“Can a man take fire in his bosom, and his clothes not be burned?
“Can one go upon hot coals, and his feet not be burned? …
“But whoso committeth adultery with a woman lacketh understanding: he that doeth it destroyeth his own soul.
“A wound and dishonour shall he get; and his reproach shall not be wiped away.”
“Not all sins of this permissive world are with the youth. I was shocked recently when I read a magazine article. The man spoke of marriage as a legalistic, paper-signing institution, and said: ‘It should be abolished. Without the social pressures in the state, it could be utopia.’ He asked the woman. She said: ‘Marriage should be done away with. I already know people who are living quietly together without marriage, but I haven’t yet seen the effect of this on children as they grow up in such a society.’
“These are not the only ones who are advocating living together without marriage. We call this to the attention of our people with all the strength we possess.
“We say again: We members of the Church marry. All normal people should marry. (There could be a few exceptions.) All normal married couples should become parents” (in Conference Report, Oct. 1974, 9; or Ensign, Nov. 1974, 8).
“God-sanctioned marriage between a man and a woman has been the basis of civilization for thousands of years. There is no justification to redefine what marriage is. Such is not our right, and those who try will find themselves answerable to God” (in Conference Report, Oct. 1999, 70; or Ensign, Nov. 1999, 54).
“There is a practice, now quite prevalent, for unmarried couples to live together, a counterfeit of marriage. They suppose that they shall have all that marriage can offer without the obligations connected with it. They are wrong!
“However much they hope to find in a relationship of that kind, they will lose more. Living together without marriage destroys something inside all who participate. Virtue, self-esteem, and refinement of character wither away.
“Claiming that it will not happen does not prevent the loss; and these virtues, once lost, are not easily reclaimed.
“To suppose that one day they may nonchalantly change their habits and immediately claim all that might have been theirs had they not made a mockery of marriage is to suppose something that will not be.
“One day, when they come to themselves, they will reap disappointment.
“One cannot degrade marriage without tarnishing other words as well, such words as boy, girl, manhood, womanhood, husband, wife, father, mother, baby, children, family, home.
“Such words as unselfishness and sacrifice will then be tossed aside. Then self-respect will fade and love itself will not want to stay.
“If you have been tempted to enter such a relationship or if you now live with another without marriage, leave! Withdraw from it! Run away from it! Do not continue with it! Or, if you can, make a marriage out of it” (in Conference Report, Apr. 1981, 14–15; or Ensign, May 1981, 13).
Marriage “is a union of such completeness that we use the word seal to convey its eternal promise. The Prophet Joseph Smith once said we perhaps could render such a sacred bond as being ‘welded’ [see D&C 128:18] one to another.

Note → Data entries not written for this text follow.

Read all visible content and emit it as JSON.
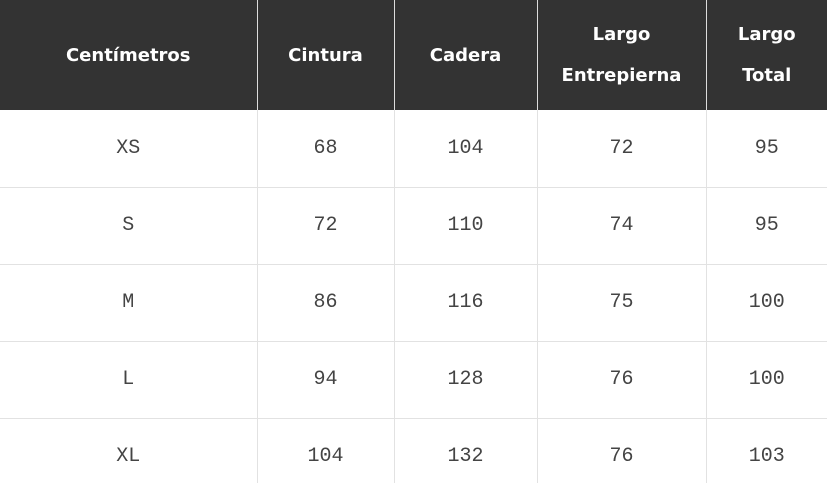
{
  "table": {
    "header": [
      "Centímetros",
      "Cintura",
      "Cadera",
      "Largo Entrepierna",
      "Largo Total"
    ],
    "rows": [
      [
        "XS",
        68,
        104,
        72,
        95
      ],
      [
        "S",
        72,
        110,
        74,
        95
      ],
      [
        "M",
        86,
        116,
        75,
        100
      ],
      [
        "L",
        94,
        128,
        76,
        100
      ],
      [
        "XL",
        104,
        132,
        76,
        103
      ]
    ]
  }
}
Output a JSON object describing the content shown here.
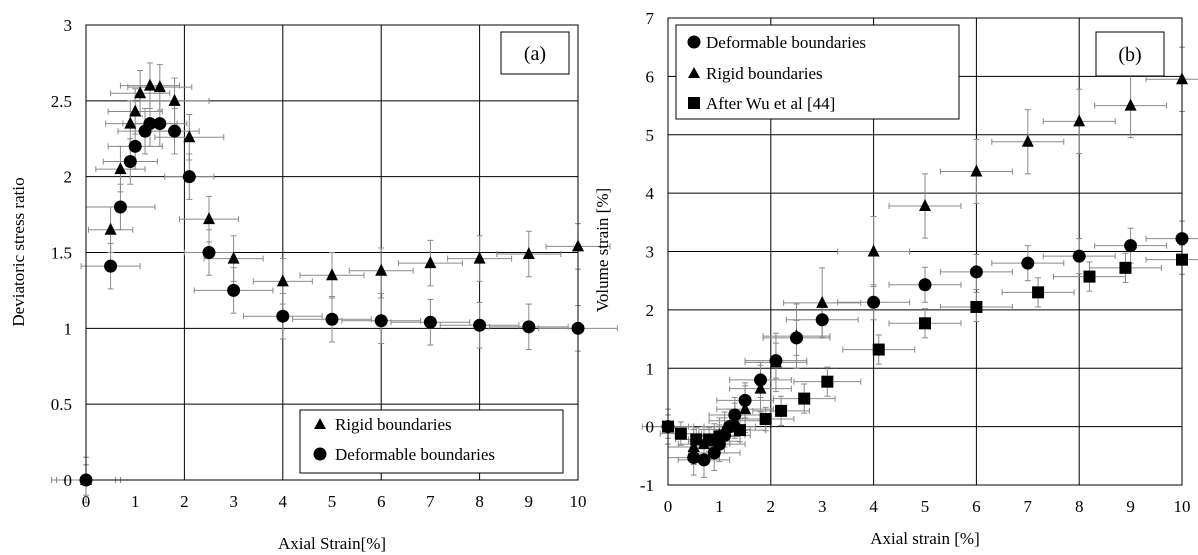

“But such a total union, such an unyielding commitment between a man and a woman, can only come with the proximity and permanence afforded in a marriage covenant, with solemn promises and the pledge of all they possess—their very hearts and minds, all their days and all their dreams.
“Can you see the moral schizophrenia that comes from pretending you are one, pretending you have made solemn promises before God, sharing the physical symbols and the physical intimacy of your counterfeit union but then fleeing, retreating, severing all such other aspects of what was meant to be a total obligation?
“In matters of human intimacy, you must wait! You must wait until you can give everything, and you cannot give everything until you are legally and lawfully married. To give illicitly that which is not yours to give (remember, ‘you are not your own’) and to give only part of that which cannot be followed with the gift of your whole self is emotional Russian roulette. If you persist in pursuing physical satisfaction without the sanction of heaven, you run the terrible risk of such spiritual, psychic damage that you may undermine both your longing for physical intimacy and your ability to give wholehearted devotion to a later, truer love” (in Conference Report, Oct. 1998, 100; or Ensign, Nov. 1998, 76–77).